Luna fit apparaître au-dessus de la tête de Méduse, un énorme pic de roche tranchant qu’elle lança en direction du crâne de la sorcière. Au moment de l’impact, un cri derrière la magicienne la déconcentra. Elle perdit le contrôle et son sort alla se planter dans le mur, à côté de l’esclavagiste. Nox entra dans la chaumière, en colère.
— Luna, ne fais pas ça, dit-il.
— Que fais-tu ici, toi ?! grogna l’adolescente.
— Shayne m’a ordonné de te suivre !
— Ah, parce que maintenant, Shayne ne veut plus me laisser vivre ma vie comme je le souhaite ?
— Non ! Comme il a lui-même commis plusieurs erreurs par le passé et qu’il avait le pressentiment que tu allais en faire une, je suis là pour lui rendre ce service ! Laisse cette femme et reviens à la maison. Elle n’en vaut plus la peine.
— Mais je dois… je dois l’éliminer !
— Tu ne veux pas de son sang sur tes mains… Elle l’a dit elle-même, si tu la tues, tu lui prouveras que tu es pire qu’elle.
La sorcière ricanait depuis sa prison de ronces.
— Alors ma petite esclave chérie fait joujou avec un esprit élémentaire ? dit-elle. Comme c’est mignon… Son énergie est exquise… J’en ferai qu’une bouchée !
Luna soupira, puis se croisa les bras. Nox avait raison. La tuer ne lui servirait à rien. Cela n’effacerait pas les nombreuses années de tortures qu’elle avait subies.
— Il y a beaucoup de choses que tu ignores de moi… formula-t-elle. Mais Nox n’a pas tort. Tu n’en vaux plus la peine. Je m’en vais.
— HA ! HA ! Comme si j’allais te croire. Ça fait des années que j’attends ce moment ! Venge-toi et tue-moi !
— Désolé, mais tu n’auras plus ce privilège de ma part. J’en ai marre de lutter contre mon passé. Tu n’es plus aussi effrayante que dans mes souvenirs et puis, quelqu’un finira bien par se charger de toi et de ta misérable chaumière.
Le visage de Méduse se figea d’étonnement. Ensuite, elle se mit à jurer et à crier à tue-tête. Elle essayait de faire apparaître des sorts de ses mains, mais elle était si en colère et en mauvaise posture que rien ne sortait comme elle le désirait. Alors que Luna sortait du cabanon, les bras croisés ; le puma noir regarda la sorcière et secoua la tête.

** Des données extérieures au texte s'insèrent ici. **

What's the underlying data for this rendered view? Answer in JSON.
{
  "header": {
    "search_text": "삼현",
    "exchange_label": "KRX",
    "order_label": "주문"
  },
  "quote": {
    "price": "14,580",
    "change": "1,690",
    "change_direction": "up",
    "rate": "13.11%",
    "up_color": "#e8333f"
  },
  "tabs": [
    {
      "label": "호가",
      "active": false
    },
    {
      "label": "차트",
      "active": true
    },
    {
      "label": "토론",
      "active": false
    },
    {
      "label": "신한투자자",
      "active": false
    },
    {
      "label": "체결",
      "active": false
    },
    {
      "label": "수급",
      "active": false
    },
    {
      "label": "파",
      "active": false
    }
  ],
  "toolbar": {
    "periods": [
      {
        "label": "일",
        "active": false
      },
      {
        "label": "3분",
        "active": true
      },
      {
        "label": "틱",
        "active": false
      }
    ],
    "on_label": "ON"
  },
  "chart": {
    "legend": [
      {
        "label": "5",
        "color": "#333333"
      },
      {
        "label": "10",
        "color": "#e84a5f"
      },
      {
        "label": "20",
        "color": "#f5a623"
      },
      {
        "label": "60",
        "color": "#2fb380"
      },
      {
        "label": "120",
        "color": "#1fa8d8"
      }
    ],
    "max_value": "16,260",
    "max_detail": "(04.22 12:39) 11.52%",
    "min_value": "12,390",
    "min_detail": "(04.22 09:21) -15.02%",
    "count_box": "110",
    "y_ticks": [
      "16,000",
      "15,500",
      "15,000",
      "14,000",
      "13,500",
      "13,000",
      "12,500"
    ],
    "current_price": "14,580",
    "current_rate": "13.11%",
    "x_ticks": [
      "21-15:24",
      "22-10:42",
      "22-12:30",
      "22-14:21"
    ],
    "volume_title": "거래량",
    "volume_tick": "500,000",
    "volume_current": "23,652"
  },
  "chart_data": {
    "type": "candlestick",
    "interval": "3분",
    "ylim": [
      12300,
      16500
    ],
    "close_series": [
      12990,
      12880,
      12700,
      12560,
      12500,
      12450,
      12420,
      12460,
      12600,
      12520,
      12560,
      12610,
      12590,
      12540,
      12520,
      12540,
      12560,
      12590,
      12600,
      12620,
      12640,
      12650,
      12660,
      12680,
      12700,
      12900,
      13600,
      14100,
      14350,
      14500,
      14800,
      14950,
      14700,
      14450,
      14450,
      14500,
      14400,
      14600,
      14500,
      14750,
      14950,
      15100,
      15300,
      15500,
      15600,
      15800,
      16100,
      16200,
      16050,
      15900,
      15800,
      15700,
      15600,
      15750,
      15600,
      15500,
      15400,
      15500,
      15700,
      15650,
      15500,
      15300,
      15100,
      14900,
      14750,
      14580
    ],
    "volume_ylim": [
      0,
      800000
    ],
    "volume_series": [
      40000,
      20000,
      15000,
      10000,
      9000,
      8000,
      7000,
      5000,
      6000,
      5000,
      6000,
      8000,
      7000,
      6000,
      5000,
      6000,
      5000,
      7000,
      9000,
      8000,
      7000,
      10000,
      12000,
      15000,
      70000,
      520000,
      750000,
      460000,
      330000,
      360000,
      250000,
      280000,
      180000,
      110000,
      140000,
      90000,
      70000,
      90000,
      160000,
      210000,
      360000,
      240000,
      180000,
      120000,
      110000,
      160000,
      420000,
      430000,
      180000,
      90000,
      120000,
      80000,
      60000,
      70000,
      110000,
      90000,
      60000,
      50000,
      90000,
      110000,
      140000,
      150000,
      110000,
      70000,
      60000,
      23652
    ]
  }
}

— Il est fort dommage qu’une créature de la déesse, telle que vous, se soit retournée contre ses enfants, commenta-t-il. J’ai pitié de vous et de ce qui vous attend à l’au-delà… Toutefois, vous êtes responsables des tracas de mon amie ici présent. Ça, je ne pourrai jamais vous le pardonner. Adieu.
En un éclair, la panthère bondit vers la sorcière et lui montra ses crocs. L’adolescente entendit les cris d’agonie de cette dernière alors qu’elle se faisait déchiqueter, puis mordre par l’animal… Un moment plus tard, il n’y avait plus rien que le silence.
Luna avait compris qu’elle avait eu sa revanche. Elle sourit.